The war ended and the government in England wanted people to marry and have babies and to do it... now! It was this attitude that resulted in the rules for Rhodes scholars being changed and so long as she could show that all of her costs would be covered, she was welcome to marry and accompany him on this journey. A cruise ship, converted to a troop transport and destined for conversion back, was transport for the newlyweds... Canada to England, 1946.
Oxford... Christ Church College, and the first married Rhodes scholars to arrive in the long history of the school sat in the Deans office. There would be 80 wives in attendance by the end of his studies, but they were the first.
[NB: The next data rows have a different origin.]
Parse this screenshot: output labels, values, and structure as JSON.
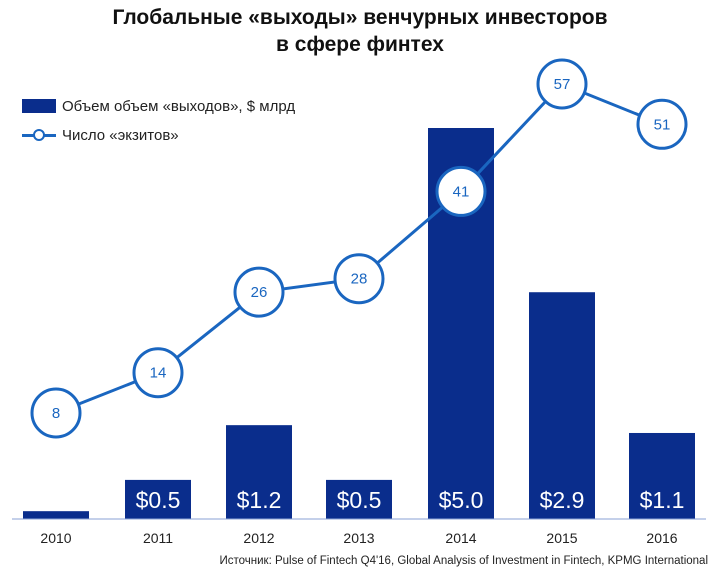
{
  "title_lines": [
    "Глобальные «выходы» венчурных инвесторов",
    "в сфере финтех"
  ],
  "source": "Источник: Pulse of Fintech Q4'16, Global Analysis of Investment in Fintech, KPMG International",
  "colors": {
    "bar": "#0a2d8c",
    "line": "#1a66c0",
    "marker_fill": "#ffffff",
    "bar_label": "#ffffff"
  },
  "chart_data": {
    "type": "bar+line",
    "categories": [
      "2010",
      "2011",
      "2012",
      "2013",
      "2014",
      "2015",
      "2016"
    ],
    "series": [
      {
        "name": "Объем объем «выходов», $ млрд",
        "type": "bar",
        "values": [
          0.1,
          0.5,
          1.2,
          0.5,
          5.0,
          2.9,
          1.1
        ],
        "labels": [
          "",
          "$0.5",
          "$1.2",
          "$0.5",
          "$5.0",
          "$2.9",
          "$1.1"
        ]
      },
      {
        "name": "Число «экзитов»",
        "type": "line",
        "values": [
          8,
          14,
          26,
          28,
          41,
          57,
          51
        ],
        "labels": [
          "8",
          "14",
          "26",
          "28",
          "41",
          "57",
          "51"
        ]
      }
    ],
    "legend": "top-left",
    "grid": false
  }
}
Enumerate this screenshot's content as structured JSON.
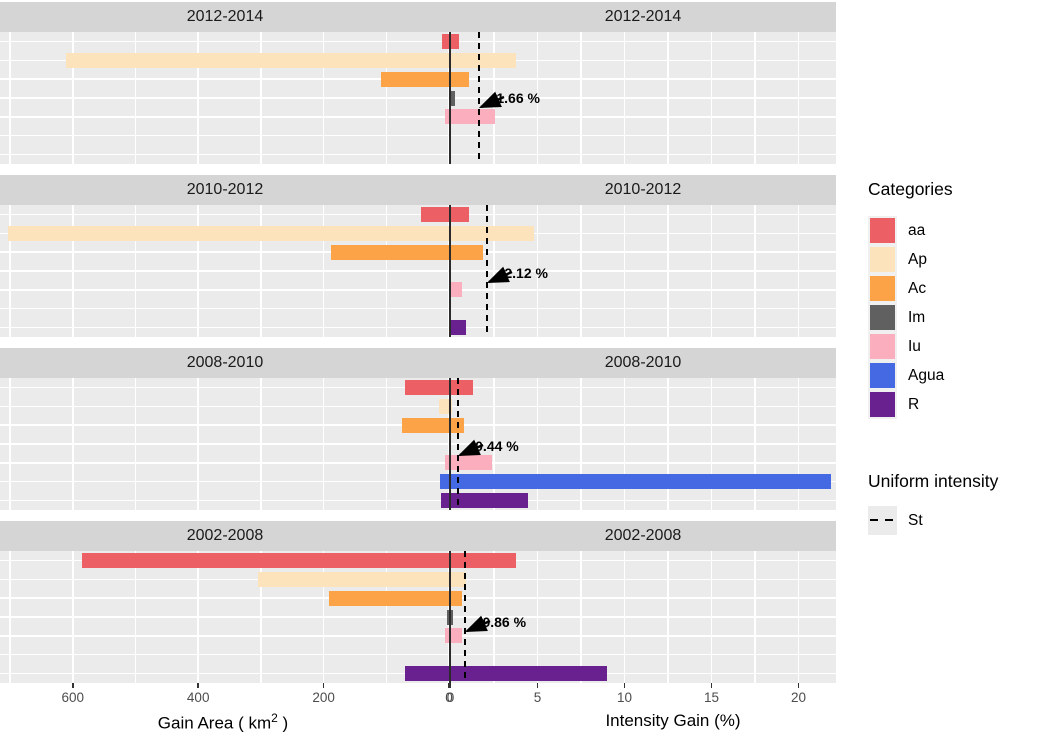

Accommodations for such a couple was uncharted water and needed the intervention of the Dean to get things sorted.
The Dean had them as house guests for a week... and along with his other house guest, they shared stories and memories. The other guest of the Dean was a life long friend who was staying for some time and, was related to another student of Christ Church College... His name was Lewis, and while lived in this very house, he had cared for and penned a story for a sweet young girl ... named Alice.
As Francis and her new husband began their post war life, they shared the stories of this Lewis.
I immediately mentioned "Finding Neverland" (I have not seen it, but I am now most eager) and asked if she has seen the movie. "I had a small stroke five years ago and lost the vision in my left eye... then two years ago... my right began to fail. I can't seen any movies." Her enjoyment of the children chalk drawing on the patio was the pure enjoyment of hearing their voices as they played.
I asked her about "Books on Tape" and she said...
"Oh yes... I have a tape player... and we used to get books on tape... but they are all on those discs now."
"Do you have a CD Player?" I asked her?
"No... but my son told me he'd bring me one and show me how to use it..."
long pause...
"but that was last year..."
My heart was ready to break here...
"Do you like to listen to books with headphones or from a "box" like radio?"
"Oh a box... but..."
I spend time every year collecting donations to help the CNIB support vision impaired community members... but I know in my heart that this is something I can do that will have a real and valuable impact.
The office staff were happy to give me her full name... and Francis will have a CD player boom box this week... I'll show her how to use it.